Nina inspira profondément.

— Il m’arrive parfois de…

Elle tentait de réfréner ses larmes.

— Parfois, je voudrais tellement me rappeler le moment où je l’ai égorgé.

Environ une heure plus tard, c’était le tour de Konrad. Assis aux côtés de son avocat comme Nina, il semblait calme et posé au début de l’interrogatoire. Il manquait de sommeil, il affirmait n’avoir pas fermé l’œil de la nuit. Sa femme avait eu la tâche difficile d’expliquer à leur fils de San Francisco la tragédie qui s’était abattue sur la famille et il était terriblement inquiet pour sa fille.

— Comment va Nina ? furent les premiers mots qu’il prononça.

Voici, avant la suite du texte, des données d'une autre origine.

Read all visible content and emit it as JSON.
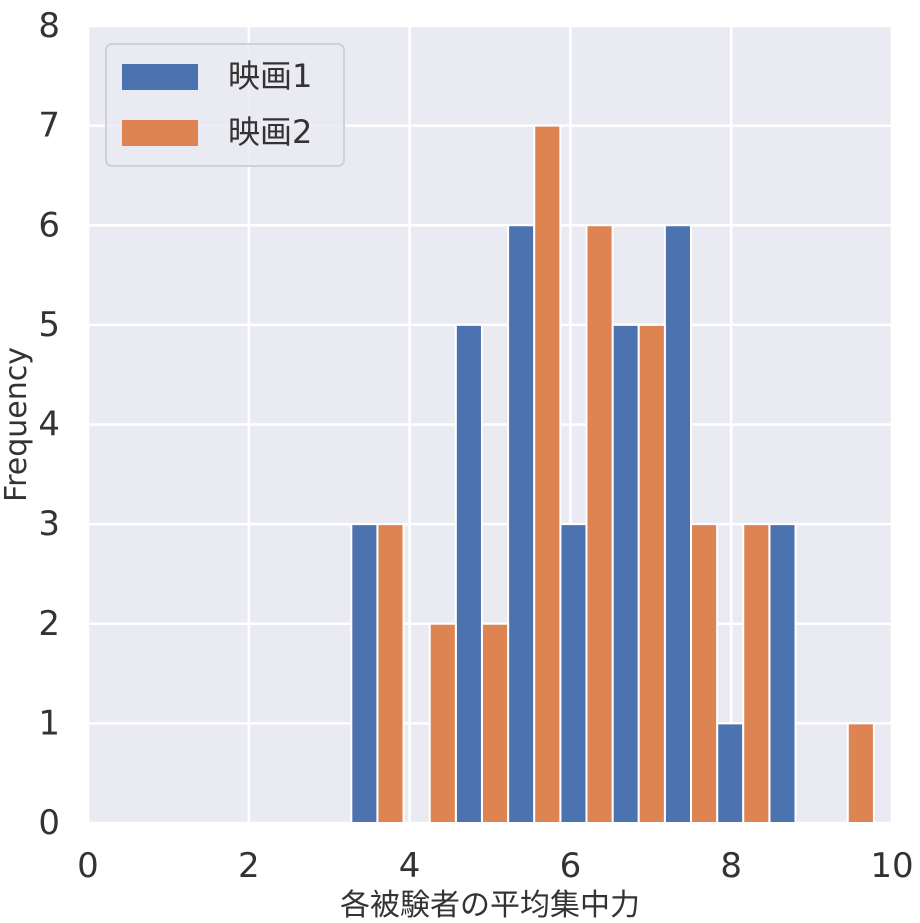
{
  "chart_data": {
    "type": "bar",
    "title": "",
    "xlabel": "各被験者の平均集中力",
    "ylabel": "Frequency",
    "xlim": [
      0,
      10
    ],
    "ylim": [
      0,
      8
    ],
    "xticks": [
      "0",
      "2",
      "4",
      "6",
      "8",
      "10"
    ],
    "yticks": [
      "0",
      "1",
      "2",
      "3",
      "4",
      "5",
      "6",
      "7",
      "8"
    ],
    "grid": true,
    "legend_position": "top-left",
    "bin_width": 0.65,
    "series": [
      {
        "name": "映画1",
        "color": "#4c72b0",
        "bins": [
          {
            "x": 3.6,
            "value": 3
          },
          {
            "x": 4.9,
            "value": 5
          },
          {
            "x": 5.55,
            "value": 6
          },
          {
            "x": 6.2,
            "value": 3
          },
          {
            "x": 6.85,
            "value": 5
          },
          {
            "x": 7.5,
            "value": 6
          },
          {
            "x": 8.15,
            "value": 1
          },
          {
            "x": 8.8,
            "value": 3
          }
        ]
      },
      {
        "name": "映画2",
        "color": "#dd8452",
        "bins": [
          {
            "x": 3.6,
            "value": 3
          },
          {
            "x": 4.25,
            "value": 2
          },
          {
            "x": 4.9,
            "value": 2
          },
          {
            "x": 5.55,
            "value": 7
          },
          {
            "x": 6.2,
            "value": 6
          },
          {
            "x": 6.85,
            "value": 5
          },
          {
            "x": 7.5,
            "value": 3
          },
          {
            "x": 8.15,
            "value": 3
          },
          {
            "x": 9.45,
            "value": 1
          }
        ]
      }
    ]
  }
}
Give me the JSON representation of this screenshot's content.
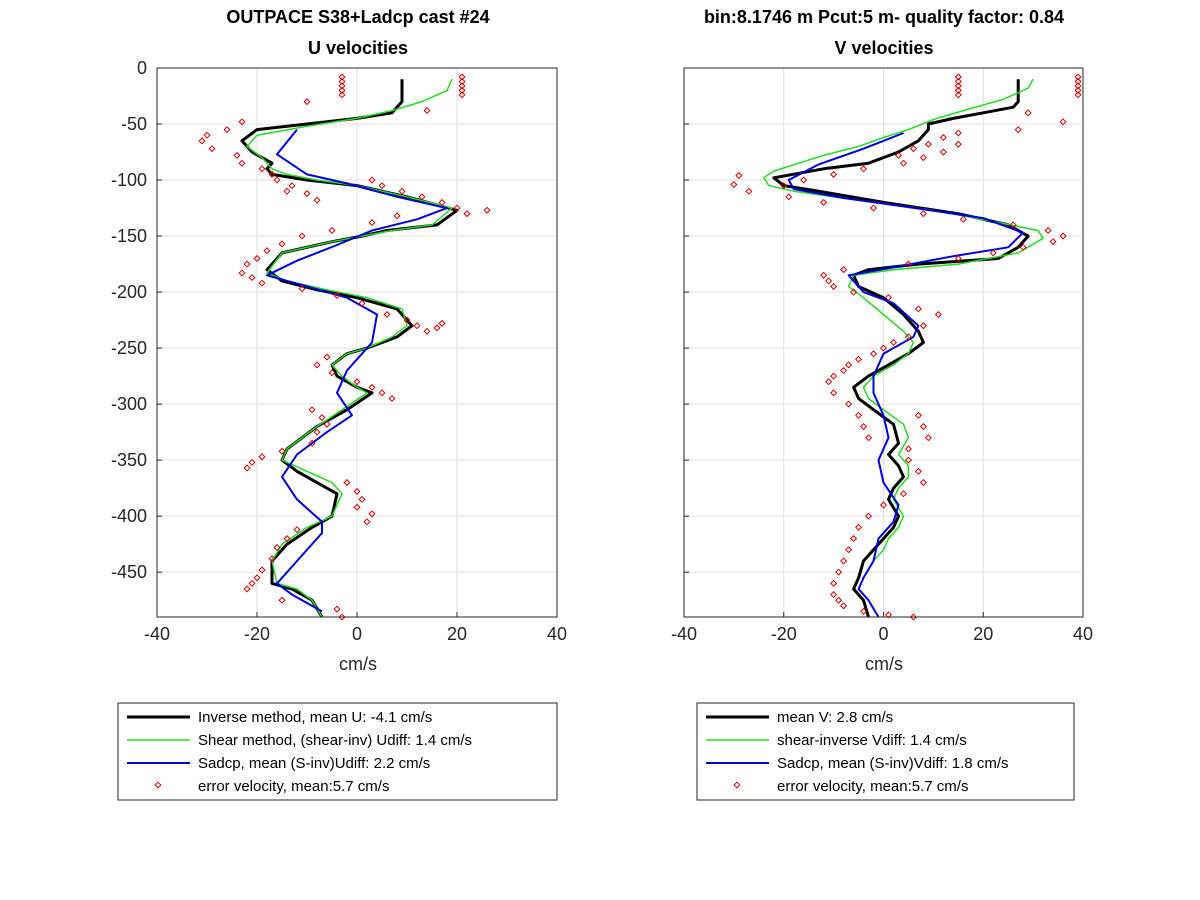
{
  "figure": {
    "left_title_line1": "OUTPACE S38+Ladcp cast #24",
    "left_title_line2": "U velocities",
    "right_title_line1": "bin:8.1746 m  Pcut:5 m- quality factor:  0.84",
    "right_title_line2": "V velocities"
  },
  "colors": {
    "inverse": "#000000",
    "shear": "#22dd22",
    "sadcp": "#0000dd",
    "error": "#dd0000",
    "grid": "#e0e0e0",
    "axes": "#262626"
  },
  "chart_data": [
    {
      "type": "line",
      "title": "U velocities",
      "xlabel": "cm/s",
      "ylabel": "",
      "xlim": [
        -40,
        40
      ],
      "ylim": [
        -490,
        0
      ],
      "xticks": [
        "-40",
        "-20",
        "0",
        "20",
        "40"
      ],
      "yticks": [
        "0",
        "-50",
        "-100",
        "-150",
        "-200",
        "-250",
        "-300",
        "-350",
        "-400",
        "-450"
      ],
      "grid": true,
      "legend_position": "below",
      "legend": [
        "Inverse method, mean U:  -4.1 cm/s",
        "Shear method, (shear-inv)  Udiff:  1.4 cm/s",
        "Sadcp, mean (S-inv)Udiff: 2.2 cm/s",
        "error velocity, mean:5.7 cm/s"
      ],
      "series": [
        {
          "name": "Inverse method",
          "x": [
            9,
            9,
            7,
            0,
            -10,
            -20,
            -23,
            -21,
            -17,
            -18,
            -17,
            -10,
            0,
            10,
            20,
            16,
            6,
            1,
            -5,
            -15,
            -18,
            -15,
            -8,
            0,
            8,
            11,
            8,
            2,
            -2,
            -5,
            -4,
            0,
            3,
            -2,
            -8,
            -14,
            -15,
            -12,
            -8,
            -4,
            -5,
            -9,
            -14,
            -17,
            -17,
            -13,
            -9,
            -7
          ],
          "y": [
            -10,
            -30,
            -40,
            -45,
            -50,
            -55,
            -65,
            -75,
            -85,
            -90,
            -95,
            -100,
            -105,
            -115,
            -127,
            -140,
            -145,
            -150,
            -155,
            -165,
            -180,
            -190,
            -198,
            -205,
            -215,
            -230,
            -240,
            -250,
            -255,
            -265,
            -275,
            -285,
            -290,
            -305,
            -320,
            -340,
            -350,
            -360,
            -370,
            -380,
            -400,
            -410,
            -425,
            -440,
            -460,
            -465,
            -475,
            -490
          ]
        },
        {
          "name": "Shear method",
          "x": [
            19,
            18,
            13,
            7,
            0,
            -10,
            -20,
            -22,
            -19,
            -17,
            -14,
            -8,
            0,
            10,
            19,
            15,
            7,
            1,
            -5,
            -15,
            -18,
            -14,
            -6,
            2,
            9,
            10,
            7,
            2,
            -2,
            -5,
            -3,
            0,
            2,
            -3,
            -8,
            -14,
            -15,
            -10,
            -5,
            -3,
            -5,
            -10,
            -15,
            -17,
            -16,
            -12,
            -9,
            -7
          ],
          "y": [
            -10,
            -20,
            -30,
            -38,
            -45,
            -52,
            -60,
            -70,
            -80,
            -90,
            -95,
            -100,
            -105,
            -115,
            -125,
            -140,
            -145,
            -150,
            -155,
            -165,
            -183,
            -190,
            -198,
            -205,
            -215,
            -230,
            -240,
            -250,
            -255,
            -265,
            -275,
            -285,
            -290,
            -305,
            -320,
            -340,
            -350,
            -360,
            -370,
            -380,
            -400,
            -410,
            -425,
            -440,
            -460,
            -465,
            -475,
            -490
          ]
        },
        {
          "name": "Sadcp",
          "x": [
            -12,
            -16,
            -10,
            -2,
            8,
            18,
            12,
            3,
            -4,
            -12,
            -18,
            -10,
            -2,
            4,
            3,
            1,
            -2,
            -4,
            -1,
            -6,
            -12,
            -15,
            -12,
            -7,
            -7,
            -12,
            -16,
            -13,
            -7
          ],
          "y": [
            -55,
            -77,
            -95,
            -103,
            -115,
            -125,
            -135,
            -145,
            -158,
            -172,
            -185,
            -195,
            -205,
            -220,
            -245,
            -255,
            -270,
            -290,
            -310,
            -325,
            -345,
            -365,
            -385,
            -405,
            -415,
            -440,
            -460,
            -470,
            -485
          ]
        },
        {
          "name": "error velocity",
          "kind": "markers",
          "x": [
            -3,
            -3,
            -3,
            -3,
            -3,
            21,
            21,
            21,
            21,
            21,
            -10,
            14,
            -23,
            -26,
            -30,
            -31,
            -29,
            -24,
            -23,
            -19,
            -17,
            -16,
            -13,
            -14,
            -10,
            -8,
            3,
            5,
            9,
            13,
            17,
            20,
            22,
            26,
            8,
            3,
            -5,
            -11,
            -15,
            -18,
            -20,
            -22,
            -23,
            -21,
            -19,
            -11,
            -4,
            1,
            6,
            10,
            12,
            14,
            17,
            16,
            -6,
            -8,
            -5,
            0,
            3,
            5,
            7,
            -9,
            -7,
            -6,
            -8,
            -9,
            -15,
            -19,
            -21,
            -22,
            -2,
            0,
            1,
            0,
            3,
            2,
            -12,
            -14,
            -16,
            -17,
            -19,
            -20,
            -21,
            -22,
            -15,
            -4,
            -3
          ],
          "y": [
            -8,
            -12,
            -16,
            -20,
            -24,
            -8,
            -12,
            -16,
            -20,
            -24,
            -30,
            -38,
            -48,
            -55,
            -60,
            -65,
            -72,
            -78,
            -85,
            -90,
            -95,
            -100,
            -105,
            -110,
            -112,
            -118,
            -100,
            -105,
            -110,
            -115,
            -120,
            -125,
            -130,
            -127,
            -132,
            -138,
            -145,
            -150,
            -157,
            -163,
            -170,
            -175,
            -183,
            -187,
            -192,
            -197,
            -203,
            -210,
            -220,
            -225,
            -230,
            -235,
            -228,
            -232,
            -258,
            -265,
            -272,
            -280,
            -285,
            -290,
            -295,
            -305,
            -312,
            -318,
            -325,
            -335,
            -342,
            -347,
            -352,
            -357,
            -370,
            -378,
            -385,
            -392,
            -398,
            -405,
            -412,
            -420,
            -428,
            -438,
            -448,
            -455,
            -460,
            -465,
            -475,
            -483,
            -490
          ]
        }
      ]
    },
    {
      "type": "line",
      "title": "V velocities",
      "xlabel": "cm/s",
      "ylabel": "",
      "xlim": [
        -40,
        40
      ],
      "ylim": [
        -490,
        0
      ],
      "xticks": [
        "-40",
        "-20",
        "0",
        "20",
        "40"
      ],
      "yticks": [
        "0",
        "-50",
        "-100",
        "-150",
        "-200",
        "-250",
        "-300",
        "-350",
        "-400",
        "-450"
      ],
      "grid": true,
      "legend_position": "below",
      "legend": [
        "mean V:  2.8 cm/s",
        "shear-inverse Vdiff:  1.4 cm/s",
        "Sadcp, mean (S-inv)Vdiff: 1.8 cm/s",
        "error velocity, mean:5.7 cm/s"
      ],
      "series": [
        {
          "name": "mean V",
          "x": [
            27,
            27,
            26,
            20,
            14,
            9,
            9,
            7,
            3,
            -3,
            -12,
            -22,
            -20,
            -13,
            0,
            15,
            25,
            29,
            27,
            23,
            7,
            -3,
            -6,
            -5,
            0,
            4,
            7,
            8,
            5,
            1,
            -3,
            -6,
            -5,
            -2,
            2,
            3,
            1,
            3,
            4,
            2,
            1,
            3,
            2,
            0,
            -2,
            -4,
            -5,
            -6,
            -4,
            -3
          ],
          "y": [
            -10,
            -30,
            -35,
            -40,
            -45,
            -50,
            -55,
            -65,
            -75,
            -85,
            -90,
            -98,
            -105,
            -110,
            -120,
            -130,
            -140,
            -150,
            -160,
            -170,
            -175,
            -180,
            -185,
            -195,
            -205,
            -220,
            -235,
            -245,
            -255,
            -265,
            -275,
            -285,
            -295,
            -305,
            -318,
            -335,
            -345,
            -355,
            -365,
            -375,
            -385,
            -400,
            -410,
            -420,
            -430,
            -440,
            -455,
            -465,
            -475,
            -490
          ]
        },
        {
          "name": "shear-inverse Vdiff",
          "x": [
            30,
            29,
            24,
            16,
            10,
            5,
            0,
            -5,
            -12,
            -17,
            -22,
            -24,
            -23,
            -18,
            -5,
            10,
            22,
            31,
            32,
            27,
            15,
            2,
            -6,
            -7,
            -4,
            0,
            4,
            6,
            5,
            2,
            -2,
            -4,
            -3,
            0,
            4,
            5,
            3,
            5,
            5,
            3,
            2,
            4,
            3,
            1,
            0,
            -2,
            -4,
            -5,
            -3,
            -1
          ],
          "y": [
            -10,
            -18,
            -28,
            -38,
            -46,
            -55,
            -62,
            -70,
            -78,
            -85,
            -92,
            -98,
            -105,
            -110,
            -118,
            -127,
            -137,
            -145,
            -152,
            -165,
            -175,
            -180,
            -185,
            -195,
            -205,
            -220,
            -235,
            -245,
            -255,
            -265,
            -275,
            -285,
            -295,
            -305,
            -318,
            -330,
            -345,
            -355,
            -365,
            -375,
            -385,
            -400,
            -410,
            -420,
            -430,
            -440,
            -455,
            -465,
            -475,
            -490
          ]
        },
        {
          "name": "Sadcp",
          "x": [
            4,
            -4,
            -13,
            -19,
            -18,
            -8,
            8,
            20,
            28,
            25,
            14,
            2,
            -7,
            -4,
            2,
            7,
            6,
            0,
            -2,
            -2,
            0,
            1,
            -1,
            0,
            3,
            2,
            -1,
            -2,
            -4,
            -5,
            -3,
            -1
          ],
          "y": [
            -58,
            -72,
            -86,
            -100,
            -108,
            -116,
            -126,
            -134,
            -147,
            -160,
            -168,
            -178,
            -185,
            -200,
            -210,
            -230,
            -240,
            -255,
            -275,
            -290,
            -310,
            -330,
            -350,
            -370,
            -390,
            -405,
            -420,
            -440,
            -455,
            -465,
            -475,
            -490
          ]
        },
        {
          "name": "error velocity",
          "kind": "markers",
          "x": [
            15,
            15,
            15,
            15,
            15,
            39,
            39,
            39,
            39,
            39,
            29,
            36,
            27,
            15,
            12,
            9,
            6,
            3,
            15,
            12,
            8,
            4,
            -4,
            -10,
            -16,
            -20,
            -29,
            -30,
            -27,
            -19,
            -12,
            -2,
            8,
            16,
            26,
            33,
            36,
            34,
            28,
            22,
            15,
            5,
            -8,
            -12,
            -11,
            -10,
            -6,
            1,
            7,
            11,
            8,
            5,
            2,
            0,
            -2,
            -5,
            -7,
            -8,
            -10,
            -11,
            -10,
            -7,
            -5,
            -4,
            -3,
            7,
            8,
            9,
            5,
            5,
            7,
            8,
            4,
            0,
            -3,
            -5,
            -6,
            -7,
            -8,
            -9,
            -10,
            -10,
            -9,
            -8,
            -4,
            1,
            6
          ],
          "y": [
            -8,
            -12,
            -16,
            -20,
            -24,
            -8,
            -12,
            -16,
            -20,
            -24,
            -40,
            -48,
            -55,
            -58,
            -62,
            -68,
            -72,
            -78,
            -68,
            -75,
            -80,
            -85,
            -90,
            -95,
            -100,
            -105,
            -96,
            -104,
            -110,
            -115,
            -120,
            -125,
            -130,
            -135,
            -140,
            -145,
            -150,
            -155,
            -160,
            -165,
            -170,
            -175,
            -180,
            -185,
            -190,
            -195,
            -200,
            -205,
            -215,
            -220,
            -230,
            -240,
            -245,
            -250,
            -255,
            -260,
            -265,
            -270,
            -275,
            -280,
            -290,
            -300,
            -310,
            -320,
            -330,
            -310,
            -320,
            -330,
            -340,
            -350,
            -360,
            -370,
            -380,
            -390,
            -400,
            -410,
            -420,
            -430,
            -440,
            -450,
            -460,
            -470,
            -475,
            -480,
            -485,
            -488,
            -490
          ]
        }
      ]
    }
  ]
}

— Elle ne va évidemment pas très bien, répondit Elinborg. Nous allons essayer d’en finir aussi vite que possible.

— Je ne comprends pas comment vous pouvez imaginer que j’aie quoi que ce soit à voir avec la mort de cet homme. Je sais bien que j’ai dit que j’aurais préféré que ce soit moi qui l’aie tué plutôt que ma fille. Je crois d’ailleurs que ce serait la réaction de n’importe quel père. Et je suppose que vous diriez la même chose à ma place.

— Il ne s’agit pas de moi, fit remarquer Elinborg.

— J’espère que vous n’avez pas pris mes paroles comme des aveux.

— Pourquoi n’avez-vous pas contacté la police quand vous avez compris ce qui s’était passé chez Runolfur ?

— C’était une erreur, répondit Konrad. J’en ai conscience. Jamais nous n’aurions pu vivre avec cela. Nous l’avons su dès le début. Je sais qu’il vous est difficile de le comprendre, mais essayez de vous mettre à notre place. Il me semblait que Nina en avait déjà assez subi et je me disais que ce n’était pas si grave tant que vous, la police, n’aviez pas connaissance de son existence dans cette affaire. Il n’y avait rien qui les reliait. Ils s’étaient rencontrés dans un bar. Elle n’avait dit à personne où elle était ni avec qui. J’ai essayé de ramasser tous ses vêtements. Je n’ai pas vu ce châle.

— Pourrions-nous aborder la manière dont vous avez pénétré dans l’appartement de Runolfur ? Je n’ai pas très bien saisi les choses.